Atropine Dosing in Cardiac Arrest
For bradyasystolic cardiac arrest, administer atropine 1 mg IV, repeated every 3-5 minutes if asystole persists, up to a maximum total dose of 2.5 mg over 2.5 hours. 1, 2
Specific Dosing by Clinical Context
Cardiac Arrest (Asystole/Bradyasystolic Arrest)

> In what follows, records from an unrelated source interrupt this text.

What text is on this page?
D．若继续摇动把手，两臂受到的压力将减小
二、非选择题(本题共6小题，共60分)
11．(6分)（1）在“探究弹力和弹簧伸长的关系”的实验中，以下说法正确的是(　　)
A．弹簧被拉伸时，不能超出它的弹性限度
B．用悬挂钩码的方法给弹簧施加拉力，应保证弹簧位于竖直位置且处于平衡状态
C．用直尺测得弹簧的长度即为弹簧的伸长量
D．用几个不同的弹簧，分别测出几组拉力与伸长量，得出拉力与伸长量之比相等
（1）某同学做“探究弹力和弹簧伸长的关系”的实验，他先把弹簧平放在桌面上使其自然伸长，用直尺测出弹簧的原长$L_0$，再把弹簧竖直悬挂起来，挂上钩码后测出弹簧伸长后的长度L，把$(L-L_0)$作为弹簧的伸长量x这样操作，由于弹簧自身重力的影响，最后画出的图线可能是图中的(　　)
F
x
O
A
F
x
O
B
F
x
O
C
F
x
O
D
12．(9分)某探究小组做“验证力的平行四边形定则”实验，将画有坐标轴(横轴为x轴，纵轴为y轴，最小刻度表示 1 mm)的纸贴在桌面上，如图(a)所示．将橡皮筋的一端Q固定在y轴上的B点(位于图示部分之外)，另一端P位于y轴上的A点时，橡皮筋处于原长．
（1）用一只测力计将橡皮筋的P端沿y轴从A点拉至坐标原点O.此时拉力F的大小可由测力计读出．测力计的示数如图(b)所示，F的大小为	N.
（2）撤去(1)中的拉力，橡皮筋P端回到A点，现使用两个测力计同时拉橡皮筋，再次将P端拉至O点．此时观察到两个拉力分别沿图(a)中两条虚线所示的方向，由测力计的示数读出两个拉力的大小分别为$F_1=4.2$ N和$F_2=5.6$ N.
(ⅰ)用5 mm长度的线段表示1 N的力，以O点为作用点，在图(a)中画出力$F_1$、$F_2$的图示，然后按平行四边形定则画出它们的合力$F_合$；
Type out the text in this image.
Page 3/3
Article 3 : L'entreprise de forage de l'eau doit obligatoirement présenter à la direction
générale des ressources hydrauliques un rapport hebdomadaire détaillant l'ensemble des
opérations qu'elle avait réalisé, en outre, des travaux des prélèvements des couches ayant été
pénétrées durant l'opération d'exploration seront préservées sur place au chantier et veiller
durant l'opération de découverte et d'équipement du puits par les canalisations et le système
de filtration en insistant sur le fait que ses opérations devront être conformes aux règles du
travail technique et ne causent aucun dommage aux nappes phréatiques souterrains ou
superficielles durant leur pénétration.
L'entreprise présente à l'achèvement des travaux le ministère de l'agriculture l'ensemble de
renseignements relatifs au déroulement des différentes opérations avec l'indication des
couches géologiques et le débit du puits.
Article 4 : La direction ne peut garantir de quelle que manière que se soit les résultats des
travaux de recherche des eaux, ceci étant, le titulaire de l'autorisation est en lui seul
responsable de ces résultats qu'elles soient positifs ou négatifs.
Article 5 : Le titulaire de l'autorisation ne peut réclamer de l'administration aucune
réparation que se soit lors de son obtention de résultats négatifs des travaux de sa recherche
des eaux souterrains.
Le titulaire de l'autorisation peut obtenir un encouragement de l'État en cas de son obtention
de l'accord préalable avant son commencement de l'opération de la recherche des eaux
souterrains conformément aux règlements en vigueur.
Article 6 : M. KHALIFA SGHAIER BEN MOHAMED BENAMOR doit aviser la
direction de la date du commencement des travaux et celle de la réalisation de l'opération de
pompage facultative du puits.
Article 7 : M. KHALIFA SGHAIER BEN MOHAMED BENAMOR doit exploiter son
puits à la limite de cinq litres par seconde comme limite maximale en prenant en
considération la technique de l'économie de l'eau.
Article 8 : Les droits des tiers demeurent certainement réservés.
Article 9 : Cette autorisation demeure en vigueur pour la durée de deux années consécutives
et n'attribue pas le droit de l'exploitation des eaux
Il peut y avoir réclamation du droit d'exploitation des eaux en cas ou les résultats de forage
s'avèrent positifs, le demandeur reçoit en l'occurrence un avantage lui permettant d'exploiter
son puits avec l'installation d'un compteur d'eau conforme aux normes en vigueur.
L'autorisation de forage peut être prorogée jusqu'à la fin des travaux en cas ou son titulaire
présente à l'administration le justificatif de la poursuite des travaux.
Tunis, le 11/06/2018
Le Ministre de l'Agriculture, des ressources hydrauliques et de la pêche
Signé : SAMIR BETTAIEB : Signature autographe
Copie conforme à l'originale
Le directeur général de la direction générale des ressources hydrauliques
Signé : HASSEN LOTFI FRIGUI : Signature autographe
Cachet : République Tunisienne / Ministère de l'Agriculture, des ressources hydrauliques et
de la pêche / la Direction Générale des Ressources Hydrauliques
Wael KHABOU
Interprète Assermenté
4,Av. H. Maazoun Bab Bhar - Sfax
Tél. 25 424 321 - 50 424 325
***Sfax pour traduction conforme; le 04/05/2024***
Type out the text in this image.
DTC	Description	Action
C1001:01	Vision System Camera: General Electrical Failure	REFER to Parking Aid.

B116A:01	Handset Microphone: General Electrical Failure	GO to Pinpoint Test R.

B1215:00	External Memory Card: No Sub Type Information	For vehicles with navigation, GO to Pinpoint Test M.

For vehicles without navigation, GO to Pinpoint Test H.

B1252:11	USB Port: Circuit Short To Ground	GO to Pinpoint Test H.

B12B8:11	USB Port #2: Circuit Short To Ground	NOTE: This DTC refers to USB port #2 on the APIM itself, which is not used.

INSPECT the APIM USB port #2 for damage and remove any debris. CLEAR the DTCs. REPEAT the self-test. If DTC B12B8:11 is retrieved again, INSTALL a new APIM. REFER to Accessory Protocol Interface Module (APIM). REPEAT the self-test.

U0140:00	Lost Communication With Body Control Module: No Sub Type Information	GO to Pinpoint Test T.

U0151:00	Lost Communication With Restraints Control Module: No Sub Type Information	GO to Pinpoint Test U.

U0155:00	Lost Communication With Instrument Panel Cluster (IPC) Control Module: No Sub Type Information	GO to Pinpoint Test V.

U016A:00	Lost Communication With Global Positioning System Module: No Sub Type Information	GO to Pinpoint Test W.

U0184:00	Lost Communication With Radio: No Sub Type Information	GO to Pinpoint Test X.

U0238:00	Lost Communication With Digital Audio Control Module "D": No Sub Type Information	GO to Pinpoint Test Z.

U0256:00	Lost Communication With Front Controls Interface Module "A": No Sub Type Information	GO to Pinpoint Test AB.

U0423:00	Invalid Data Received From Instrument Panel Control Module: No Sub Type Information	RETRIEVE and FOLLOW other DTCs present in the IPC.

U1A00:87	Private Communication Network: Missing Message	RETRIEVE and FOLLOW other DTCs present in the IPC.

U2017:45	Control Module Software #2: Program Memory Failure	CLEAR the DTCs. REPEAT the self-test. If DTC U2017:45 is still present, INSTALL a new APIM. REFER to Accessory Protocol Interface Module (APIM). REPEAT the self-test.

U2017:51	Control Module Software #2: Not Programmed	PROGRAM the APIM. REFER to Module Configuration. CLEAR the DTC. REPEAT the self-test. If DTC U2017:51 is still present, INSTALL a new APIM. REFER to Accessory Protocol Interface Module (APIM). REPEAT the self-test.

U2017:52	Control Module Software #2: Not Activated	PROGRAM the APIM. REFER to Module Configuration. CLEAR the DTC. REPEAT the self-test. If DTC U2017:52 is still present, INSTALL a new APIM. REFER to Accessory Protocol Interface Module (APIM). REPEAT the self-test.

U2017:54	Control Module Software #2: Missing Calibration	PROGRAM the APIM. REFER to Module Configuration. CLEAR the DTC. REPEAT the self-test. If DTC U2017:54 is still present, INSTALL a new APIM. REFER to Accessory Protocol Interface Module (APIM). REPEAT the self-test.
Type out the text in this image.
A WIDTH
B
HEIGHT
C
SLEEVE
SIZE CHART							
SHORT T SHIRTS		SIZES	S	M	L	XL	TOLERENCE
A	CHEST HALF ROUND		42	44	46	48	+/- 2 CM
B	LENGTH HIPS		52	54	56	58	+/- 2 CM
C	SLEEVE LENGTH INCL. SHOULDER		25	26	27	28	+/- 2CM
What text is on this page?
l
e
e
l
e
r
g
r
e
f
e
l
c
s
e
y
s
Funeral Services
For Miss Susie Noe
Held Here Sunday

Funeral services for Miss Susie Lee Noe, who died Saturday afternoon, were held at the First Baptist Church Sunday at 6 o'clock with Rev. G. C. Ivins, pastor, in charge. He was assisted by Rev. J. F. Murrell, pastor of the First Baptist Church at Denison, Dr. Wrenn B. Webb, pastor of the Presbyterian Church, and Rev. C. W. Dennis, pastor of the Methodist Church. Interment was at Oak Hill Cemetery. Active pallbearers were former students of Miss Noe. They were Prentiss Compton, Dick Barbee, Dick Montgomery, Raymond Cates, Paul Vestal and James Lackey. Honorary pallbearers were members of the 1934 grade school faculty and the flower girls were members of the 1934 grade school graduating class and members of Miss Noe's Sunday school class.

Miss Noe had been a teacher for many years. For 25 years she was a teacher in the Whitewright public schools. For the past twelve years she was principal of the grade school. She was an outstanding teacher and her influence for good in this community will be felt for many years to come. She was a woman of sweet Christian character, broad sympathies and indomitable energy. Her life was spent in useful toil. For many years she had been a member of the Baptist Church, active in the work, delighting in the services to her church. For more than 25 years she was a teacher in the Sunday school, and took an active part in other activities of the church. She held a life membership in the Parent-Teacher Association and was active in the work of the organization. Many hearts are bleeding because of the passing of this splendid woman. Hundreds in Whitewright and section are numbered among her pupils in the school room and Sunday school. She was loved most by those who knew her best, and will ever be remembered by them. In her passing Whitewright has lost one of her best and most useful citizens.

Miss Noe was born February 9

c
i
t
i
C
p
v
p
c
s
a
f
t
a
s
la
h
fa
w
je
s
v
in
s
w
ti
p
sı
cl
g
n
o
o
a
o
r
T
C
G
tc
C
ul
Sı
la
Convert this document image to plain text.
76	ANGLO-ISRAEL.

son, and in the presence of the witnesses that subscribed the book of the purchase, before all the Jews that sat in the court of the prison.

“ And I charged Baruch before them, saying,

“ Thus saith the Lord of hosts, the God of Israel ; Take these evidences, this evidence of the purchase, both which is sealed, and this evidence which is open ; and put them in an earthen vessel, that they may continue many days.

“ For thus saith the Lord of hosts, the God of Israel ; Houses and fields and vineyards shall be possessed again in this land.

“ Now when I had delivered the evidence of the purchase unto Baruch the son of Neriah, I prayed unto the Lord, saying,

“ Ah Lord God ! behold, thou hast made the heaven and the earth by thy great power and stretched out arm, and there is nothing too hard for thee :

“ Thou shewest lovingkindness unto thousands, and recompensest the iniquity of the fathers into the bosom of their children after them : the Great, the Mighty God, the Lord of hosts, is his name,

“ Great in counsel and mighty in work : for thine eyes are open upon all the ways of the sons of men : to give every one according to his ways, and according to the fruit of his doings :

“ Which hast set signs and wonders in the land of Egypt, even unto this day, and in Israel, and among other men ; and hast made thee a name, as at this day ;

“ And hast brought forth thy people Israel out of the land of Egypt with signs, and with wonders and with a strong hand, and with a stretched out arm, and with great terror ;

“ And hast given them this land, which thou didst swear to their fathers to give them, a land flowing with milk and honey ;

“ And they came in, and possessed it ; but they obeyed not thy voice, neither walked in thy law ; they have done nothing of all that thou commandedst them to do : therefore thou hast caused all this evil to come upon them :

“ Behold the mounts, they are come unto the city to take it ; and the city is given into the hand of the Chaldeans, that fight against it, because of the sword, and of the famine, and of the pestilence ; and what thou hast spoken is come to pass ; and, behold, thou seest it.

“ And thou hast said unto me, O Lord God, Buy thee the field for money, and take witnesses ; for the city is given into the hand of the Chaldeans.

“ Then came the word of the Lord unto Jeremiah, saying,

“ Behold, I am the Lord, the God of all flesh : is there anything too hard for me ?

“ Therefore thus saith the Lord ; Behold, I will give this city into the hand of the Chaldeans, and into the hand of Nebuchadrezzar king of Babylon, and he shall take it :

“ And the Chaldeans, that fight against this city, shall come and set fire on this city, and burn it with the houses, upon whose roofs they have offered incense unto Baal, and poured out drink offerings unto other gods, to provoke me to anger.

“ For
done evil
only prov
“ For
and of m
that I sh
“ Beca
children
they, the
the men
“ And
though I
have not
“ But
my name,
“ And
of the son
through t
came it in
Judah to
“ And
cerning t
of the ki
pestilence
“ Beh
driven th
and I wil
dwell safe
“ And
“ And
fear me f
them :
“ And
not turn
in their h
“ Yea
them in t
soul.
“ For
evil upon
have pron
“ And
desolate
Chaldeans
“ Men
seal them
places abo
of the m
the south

- Initial dose: 1 mg IV 1, 2
- Repeat: Every 3-5 minutes if asystole persists 1, 2
- Maximum total dose: 2.5 mg over 2.5 hours 1
- Peak action occurs within 3 minutes of IV administration 1
Symptomatic Bradycardia (Non-Arrest)
- Initial dose: 0.5-1 mg IV 1, 3, 2
- Repeat: Every 3-5 minutes as needed 3
- Maximum total dose: 3 mg (complete vagal blockade) 1, 3
- For bradycardia without cardiac arrest, the recommended dose is 0.5 mg IV repeated every 5 minutes to a total of no more than 2 mg 1
Critical Dosing Considerations
Minimum Dose Warning
Never administer atropine doses less than 0.5 mg in adults, as this can cause paradoxical bradycardia. 1, 3 This paradoxical effect results from either central reflex stimulation of the vagus or peripheral parasympathomimetic effects on the heart 1
When Atropine May Be Ineffective or Harmful
- Type II second-degree or third-degree AV block with wide QRS complex: Atropine is likely ineffective because the block occurs in non-nodal (infranodal) tissue 3, 4
- Heart transplant patients: Atropine may cause paradoxical high-degree AV block or sinus arrest in 20% of cases due to lack of parasympathetic reinnervation 1, 3
- Infranodal heart blocks: Patients with blocks at the His-Purkinje level are at increased risk of adverse events, including ventricular standstill 4
Coronary Artery Disease Patients
- Limit total atropine dose to 0.03-0.04 mg/kg in patients with coronary artery disease 2
- The resulting sinus tachycardia may increase myocardial ischemia or infarct size 1, 3
Algorithm for Bradyasystolic Cardiac Arrest
- Confirm asystole in at least two ECG leads (fine ventricular fibrillation may mimic asystole) 1
- Administer atropine 1 mg IV immediately 1, 2
- Continue CPR while awaiting response (peak effect within 3 minutes) 1
- If asystole persists after 3-5 minutes, repeat 1 mg IV 1, 2
- Do not exceed 2.5 mg total dose over 2.5 hours 1
- If no response after maximum atropine, escalate to epinephrine and consider other reversible causes 3
Important Clinical Pitfalls
Adverse Effects to Monitor
- Sinus tachycardia (may worsen ischemia) 1
- Ventricular tachycardia or fibrillation (rare but reported) 1
- Central anticholinergic syndrome with excessive doses (>3 mg): confusion, hallucinations, fever 1, 3
- Paradoxical bradycardia with doses <0.5 mg 1
Route of Administration
- IV route is strongly preferred 1, 2
- Non-IV routes may result in paradoxical bradycardia 1
- Endotracheal administration is possible but requires higher doses 5
Evidence Quality Note
The recommendation for 1 mg dosing in cardiac arrest comes from established ACC/AHA guidelines 1 and FDA labeling 2, though research evidence shows limited efficacy of atropine in bradyasystolic arrest 6. One animal study even suggested atropine may accelerate cardiac arrest in hypoxic bradycardia 7. However, given minimal harm and guideline support, the 1 mg dose remains standard practice for asystole 1, 2.